5. What would you want people to know about the wines if they haven’t tried them yet?
I would like people to give them a chance. I would like people to try them with open palate, mind and heart. I would like people to know the stories behind the wines, the land, the plants and the people. I would like people not to judge them because they are different, but appreciate them because of that same reason. Valle de Guadalupe wines are not like Napa, Bordeaux, Tuscany, Mendoza or any other region in the world. Wines from Valle de Guadalupe have their own identity, personality and character, and I am very proud of what we are doing there.6. What upcoming events are you a part of?
I host a Weekly Wine Wednesday (WWW) event called Planet Wine Series.
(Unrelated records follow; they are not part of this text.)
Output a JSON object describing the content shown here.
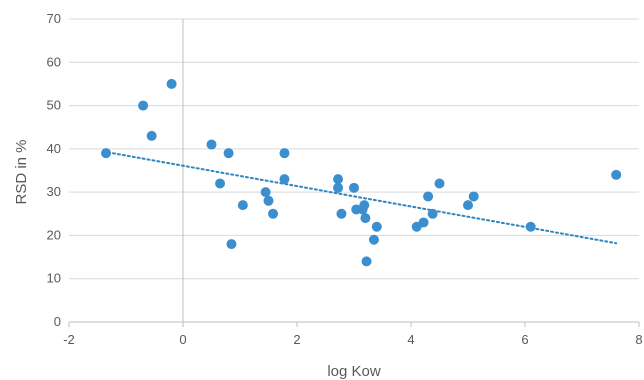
{
  "chart_data": {
    "type": "scatter",
    "title": "",
    "xlabel": "log Kow",
    "ylabel": "RSD in %",
    "xlim": [
      -2,
      8
    ],
    "ylim": [
      0,
      70
    ],
    "xticks": [
      -2,
      0,
      2,
      4,
      6,
      8
    ],
    "yticks": [
      0,
      10,
      20,
      30,
      40,
      50,
      60,
      70
    ],
    "grid": "horizontal",
    "legend": "none",
    "point_color": "#3b8fcf",
    "trendline": {
      "type": "linear",
      "style": "dotted",
      "color": "#2e86c1",
      "x": [
        -1.4,
        7.6
      ],
      "y": [
        39.4,
        18.2
      ]
    },
    "series": [
      {
        "x": [
          -1.35,
          -0.7,
          -0.2,
          -0.55,
          0.5,
          0.8,
          0.65,
          0.85,
          1.05,
          1.45,
          1.5,
          1.58,
          1.78,
          1.78,
          2.72,
          2.72,
          2.78,
          3.0,
          3.04,
          3.15,
          3.18,
          3.2,
          3.22,
          3.35,
          3.4,
          4.1,
          4.22,
          4.3,
          4.38,
          4.5,
          5.0,
          5.1,
          6.1,
          7.6
        ],
        "y": [
          39,
          50,
          55,
          43,
          41,
          39,
          32,
          18,
          27,
          30,
          28,
          25,
          39,
          33,
          33,
          31,
          25,
          31,
          26,
          26,
          27,
          24,
          14,
          19,
          22,
          22,
          23,
          29,
          25,
          32,
          27,
          29,
          22,
          34
        ]
      }
    ]
  }
}
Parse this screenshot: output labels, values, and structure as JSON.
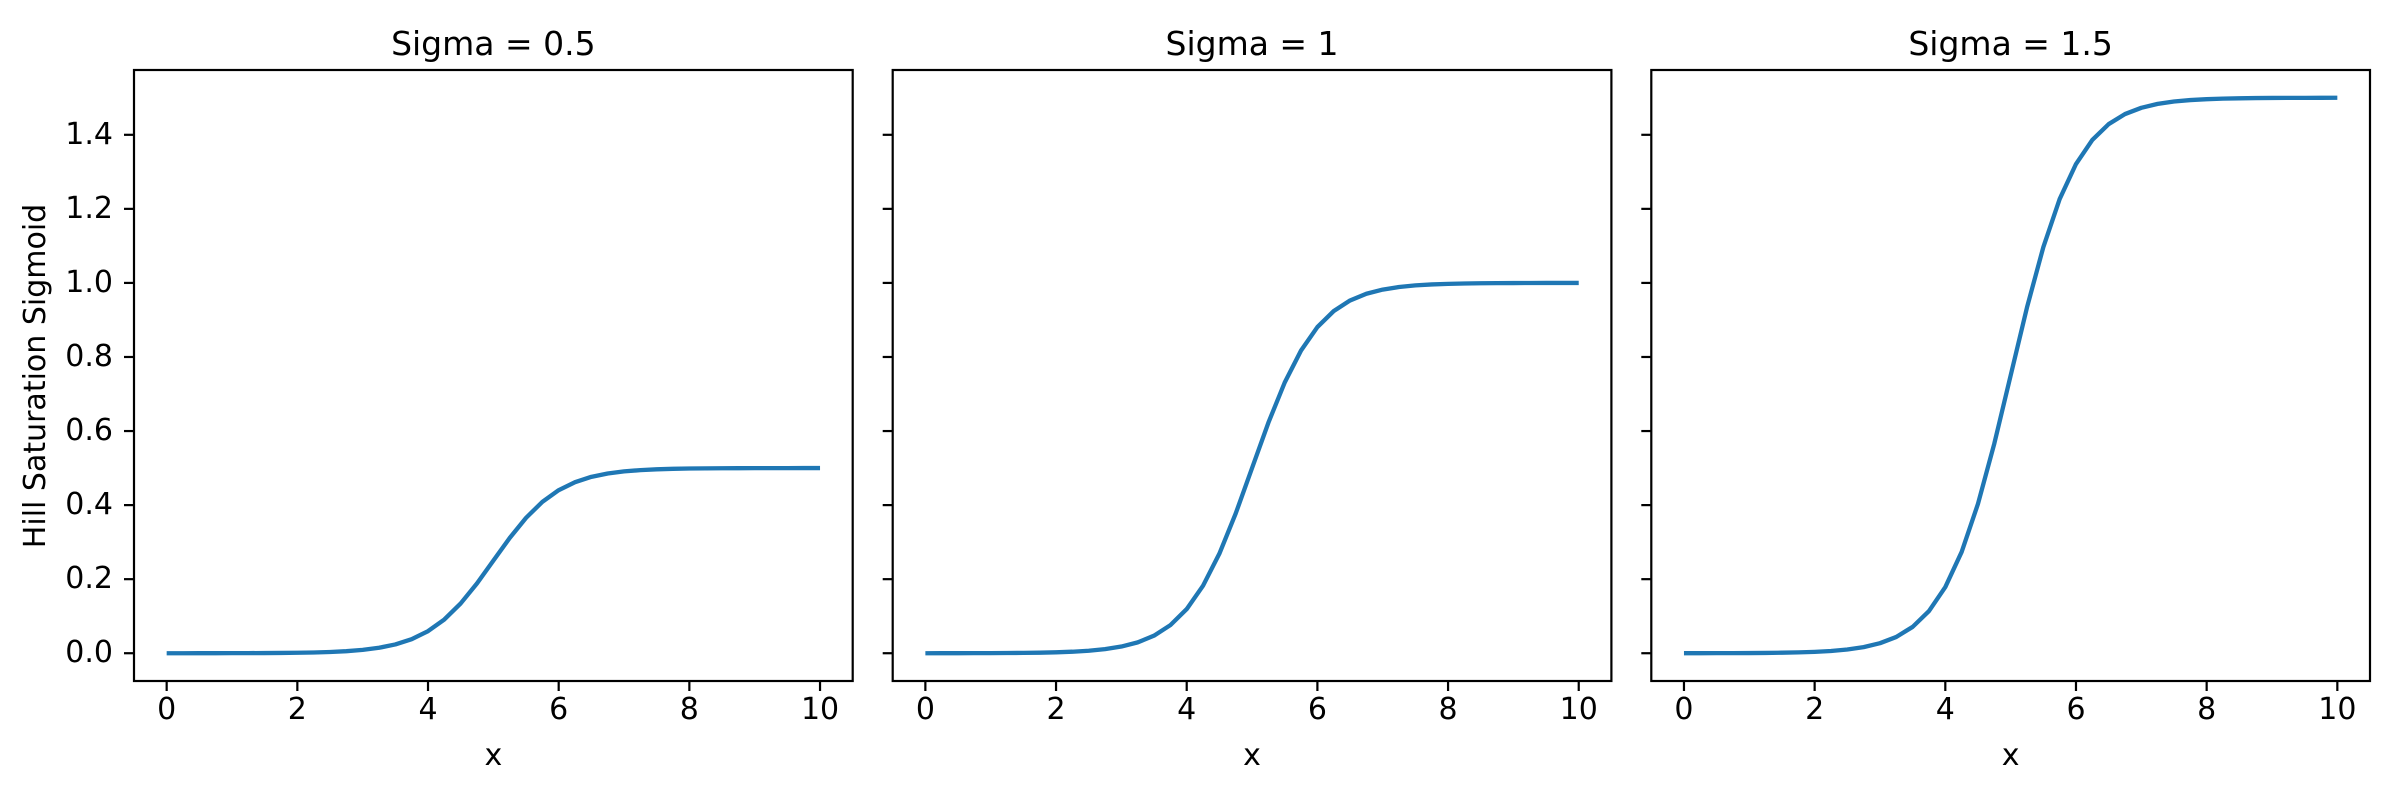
{
  "figure": {
    "background": "#ffffff",
    "line_color": "#1f77b4",
    "spine_color": "#000000",
    "text_color": "#000000"
  },
  "chart_data": [
    {
      "type": "line",
      "title": "Sigma = 0.5",
      "xlabel": "x",
      "ylabel": "Hill Saturation Sigmoid",
      "xlim": [
        -0.5,
        10.5
      ],
      "ylim": [
        -0.075,
        1.575
      ],
      "xticks": [
        "0",
        "2",
        "4",
        "6",
        "8",
        "10"
      ],
      "yticks": [
        "0.0",
        "0.2",
        "0.4",
        "0.6",
        "0.8",
        "1.0",
        "1.2",
        "1.4"
      ],
      "show_ytick_labels": true,
      "grid": false,
      "legend": null,
      "sigma": 0.5,
      "series": {
        "name": "hill-saturation-sigmoid",
        "x": [
          0,
          0.25,
          0.5,
          0.75,
          1,
          1.25,
          1.5,
          1.75,
          2,
          2.25,
          2.5,
          2.75,
          3,
          3.25,
          3.5,
          3.75,
          4,
          4.25,
          4.5,
          4.75,
          5,
          5.25,
          5.5,
          5.75,
          6,
          6.25,
          6.5,
          6.75,
          7,
          7.25,
          7.5,
          7.75,
          8,
          8.25,
          8.5,
          8.75,
          9,
          9.25,
          9.5,
          9.75,
          10
        ],
        "y": [
          0.0,
          0.0,
          0.0001,
          0.0001,
          0.0002,
          0.0003,
          0.0005,
          0.0008,
          0.0012,
          0.002,
          0.0034,
          0.0055,
          0.009,
          0.0147,
          0.0237,
          0.038,
          0.0596,
          0.0912,
          0.1345,
          0.1887,
          0.25,
          0.3112,
          0.3655,
          0.4088,
          0.4404,
          0.462,
          0.4763,
          0.4853,
          0.491,
          0.4945,
          0.4967,
          0.498,
          0.4988,
          0.4992,
          0.4995,
          0.4997,
          0.4998,
          0.4999,
          0.4999,
          0.5,
          0.5
        ]
      }
    },
    {
      "type": "line",
      "title": "Sigma = 1",
      "xlabel": "x",
      "ylabel": "",
      "xlim": [
        -0.5,
        10.5
      ],
      "ylim": [
        -0.075,
        1.575
      ],
      "xticks": [
        "0",
        "2",
        "4",
        "6",
        "8",
        "10"
      ],
      "yticks": [
        "0.0",
        "0.2",
        "0.4",
        "0.6",
        "0.8",
        "1.0",
        "1.2",
        "1.4"
      ],
      "show_ytick_labels": false,
      "grid": false,
      "legend": null,
      "sigma": 1,
      "series": {
        "name": "hill-saturation-sigmoid",
        "x": [
          0,
          0.25,
          0.5,
          0.75,
          1,
          1.25,
          1.5,
          1.75,
          2,
          2.25,
          2.5,
          2.75,
          3,
          3.25,
          3.5,
          3.75,
          4,
          4.25,
          4.5,
          4.75,
          5,
          5.25,
          5.5,
          5.75,
          6,
          6.25,
          6.5,
          6.75,
          7,
          7.25,
          7.5,
          7.75,
          8,
          8.25,
          8.5,
          8.75,
          9,
          9.25,
          9.5,
          9.75,
          10
        ],
        "y": [
          0.0,
          0.0001,
          0.0001,
          0.0002,
          0.0003,
          0.0006,
          0.0009,
          0.0015,
          0.0025,
          0.0041,
          0.0067,
          0.011,
          0.018,
          0.0293,
          0.0474,
          0.0759,
          0.1192,
          0.1824,
          0.2689,
          0.3775,
          0.5,
          0.6225,
          0.7311,
          0.8176,
          0.8808,
          0.9241,
          0.9526,
          0.9707,
          0.982,
          0.989,
          0.9933,
          0.9959,
          0.9975,
          0.9985,
          0.9991,
          0.9994,
          0.9997,
          0.9998,
          0.9999,
          0.9999,
          1.0
        ]
      }
    },
    {
      "type": "line",
      "title": "Sigma = 1.5",
      "xlabel": "x",
      "ylabel": "",
      "xlim": [
        -0.5,
        10.5
      ],
      "ylim": [
        -0.075,
        1.575
      ],
      "xticks": [
        "0",
        "2",
        "4",
        "6",
        "8",
        "10"
      ],
      "yticks": [
        "0.0",
        "0.2",
        "0.4",
        "0.6",
        "0.8",
        "1.0",
        "1.2",
        "1.4"
      ],
      "show_ytick_labels": false,
      "grid": false,
      "legend": null,
      "sigma": 1.5,
      "series": {
        "name": "hill-saturation-sigmoid",
        "x": [
          0,
          0.25,
          0.5,
          0.75,
          1,
          1.25,
          1.5,
          1.75,
          2,
          2.25,
          2.5,
          2.75,
          3,
          3.25,
          3.5,
          3.75,
          4,
          4.25,
          4.5,
          4.75,
          5,
          5.25,
          5.5,
          5.75,
          6,
          6.25,
          6.5,
          6.75,
          7,
          7.25,
          7.5,
          7.75,
          8,
          8.25,
          8.5,
          8.75,
          9,
          9.25,
          9.5,
          9.75,
          10
        ],
        "y": [
          0.0001,
          0.0001,
          0.0002,
          0.0003,
          0.0005,
          0.0008,
          0.0014,
          0.0022,
          0.0037,
          0.0061,
          0.01,
          0.0165,
          0.0271,
          0.044,
          0.0712,
          0.1138,
          0.1787,
          0.2736,
          0.4034,
          0.5663,
          0.75,
          0.9337,
          1.0966,
          1.2264,
          1.3211,
          1.3862,
          1.4288,
          1.456,
          1.4729,
          1.4835,
          1.4899,
          1.4938,
          1.4962,
          1.4977,
          1.4986,
          1.4992,
          1.4995,
          1.4997,
          1.4998,
          1.4999,
          1.5
        ]
      }
    }
  ]
}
They take place at our own tasting room called Planet Wine located at the historical Bankers Hill neighborhood (3334 5th Ave. San Diego, CA 92103).
It is a speakeasy-like old cottage in the back of our headquarters. We feature Valle de Guadalupe wines with winemakers/owners [visiting]. Each Wednesday is different, we can feature the entire portfolio of one winery, the best wines from Valle de Guadalupe, vertical and horizontal tastings, blind tastings, taste-offs (For example: Baja Vs. Napa in a blind tasting format), etc. These are super cool! Since we have a license, we can sell bottles of wine to go or to open and consume in the property. WWW happens every Wednesday between 5 – 7 p.m. and RSVP is [required] to my email: firstname.lastname@example.org (limited to 25 people only to keep them intimate).
We also provide food, sometimes with a guest chef cooking in the barrel smoker…say what? (I will explain more about the barrel smoker shortly). Wine tastings at Planet Wine are also available by-appointment-only (not open to the public with hours of operation). No phone, just via email. I personally conduct the wine tastings and I can taste guests in as many wines as they want since I use a Coravin to pour tastings without opening the bottle. The whole library and portfolio are available to taste for potential buyers (if you buy, you do not pay for the tastings). Lastly, groups can rent Planet Wine for private events and we can facilitate the sommelier, chef and service staff.
[Another event,] “Barrel Smoker Dinners” are cross-border culinary experiences I created to bring the best talent from both sides of the border: winemakers, chefs, artisans, producers, etc. The dinners feature the iQ Oak Barrel Smoker, a revolutionary smoking device designed by Gustaf Anders Rooth, my partner and co-host. This device burns chips of oak barrel staves and smokes whatever you put inside with flavors and aromas of oak wood that has been used to age wine, bourbon or beer. It is INSANE! All featured chefs use the barrel smoker as the main cooking device to create their dishes and I pair the food based on the dish and what the barrel was used for. The Barrel Smoker Dinner [usually happens on the third Thursday of the month] from 6 – 9 p. m. at Planet Rooth Design Haus/Baja Wine + Food offices [at the same location in Bankers Hill].
We have featured chefs such as Javier Plascencia, Miguel Angel Guerrero, Drew Deckman, Andrew Spurgin, Chad White, Flor Franco, Ricardo Heredia, Ryan Steyn, John Medall, and many others.
Big thank you to Fernando Gaxiola for providing this amazing overview of Baja wines and related events in San Diego. If you haven’t experienced these wine please take advantage of the aforementioned opportunities. Salud!